Well, why not?  Just because someone decides to feed their Lord and Savior to children along with chocolate eggs on a bed of plastic grass it’s now a mortal sin?  I don’t see anyone going to Hell yet over Jesus of the Week, and I’ve been looking at it for years!

Actually, Frank Oynhausen set up his “Sweet Lord” business in order to renew traditional values.  Plus, he had been unemployed for two years and was motivated enough to pull himself up and create some income.

But let’s look at the traditions.  Children eat chocolate eggs at Easter.  The date changes every year based on the cycles of the moon.  And the Roman Catholic church is upset over a candy Jesus?  They don’t care that their Christmas trees and date of their holiest holiday celebrating the resurrection are guided by pagan origins?

Does anyone explain to the kids that the eggs are actually fertility symbols for the pagan Saxon Spring Festival?  And so are the bunny rabbits!  Think about that when you’re telling your kids to wait anxiously for colored ovum to be deposited in the lawn for them to hunt.

So Mr. Oynhausen wants to make and sell chocolate Jesuses.  True, it can be disconcerting to bite the head off the Son of God (if that’s your belief).  But what about those who don’t hold that belief?  Or any belief?  Does it matter?  Why restrict the sale of something that others may wish to purchase that isn’t illegal to own (unless you want a riot of chocoholics on your doorstep!)?  You’d think so long as they weren’t bowing down and offering live sacrifices to them it would be okay.

Now, if he stuffs them with a gooey red center, even I might have to opt out of those….

I guess it’s not hard to do if you’ve had enough to drink.  In Santa Fe, NM, a 21-year-old man ran over himself after leading police on a drunken chase.

He was treated for minor injuries as only his legs were actually run over by the front tire.  The man had tried to exit the vehicle after attempting to put it in reverse.

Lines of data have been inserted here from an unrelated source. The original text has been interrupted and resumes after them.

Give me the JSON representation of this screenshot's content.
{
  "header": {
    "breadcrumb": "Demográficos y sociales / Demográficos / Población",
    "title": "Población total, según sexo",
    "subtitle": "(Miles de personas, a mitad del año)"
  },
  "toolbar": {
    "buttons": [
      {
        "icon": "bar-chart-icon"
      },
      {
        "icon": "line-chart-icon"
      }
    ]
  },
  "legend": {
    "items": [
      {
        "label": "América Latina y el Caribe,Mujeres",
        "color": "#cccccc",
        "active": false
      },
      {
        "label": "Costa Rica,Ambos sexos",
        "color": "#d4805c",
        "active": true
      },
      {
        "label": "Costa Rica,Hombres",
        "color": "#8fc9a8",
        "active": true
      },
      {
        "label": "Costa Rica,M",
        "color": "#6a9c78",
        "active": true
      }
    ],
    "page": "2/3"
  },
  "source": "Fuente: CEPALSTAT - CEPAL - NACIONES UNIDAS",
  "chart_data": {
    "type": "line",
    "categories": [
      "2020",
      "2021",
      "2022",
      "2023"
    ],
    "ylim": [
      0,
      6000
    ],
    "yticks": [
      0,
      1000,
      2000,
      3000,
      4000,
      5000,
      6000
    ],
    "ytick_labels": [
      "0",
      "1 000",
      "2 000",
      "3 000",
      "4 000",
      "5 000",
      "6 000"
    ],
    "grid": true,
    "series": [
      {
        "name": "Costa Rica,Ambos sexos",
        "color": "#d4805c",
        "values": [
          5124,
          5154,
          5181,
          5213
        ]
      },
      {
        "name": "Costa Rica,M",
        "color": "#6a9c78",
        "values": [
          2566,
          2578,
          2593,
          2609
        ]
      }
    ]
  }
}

The good news out of this is that the state’s DrunkBuster hotline is being used and does work.  Police had received a tip-off about a possibly drunken driver and State Police officer spotted him.  Many people are reluctant to use the hotlines because they believe no one will respond if there is a valid claim.  The actions of the officer to follow and attempt to stop the driver may have saved others.

Fortunately in this case, no one other than the alleged drunk driver was injured.  Though, I’m sure he’s not really going to want to tell the truth of what happened while he’s sitting in jail….

Talk about poetic justice!! Sunday, a Dayton, OH, man suspected of running a dogfighting was bitten by a police dog.  The man was attempting to run from police when the K9 officer grabbed him by the wrist.

The suspect was treated for bites and taken to jail.

Bravo to the police dog!  I just hope that if the guy really is guilty he doesn’t get some ambulance-chasing lawyer to sue the police department for damages.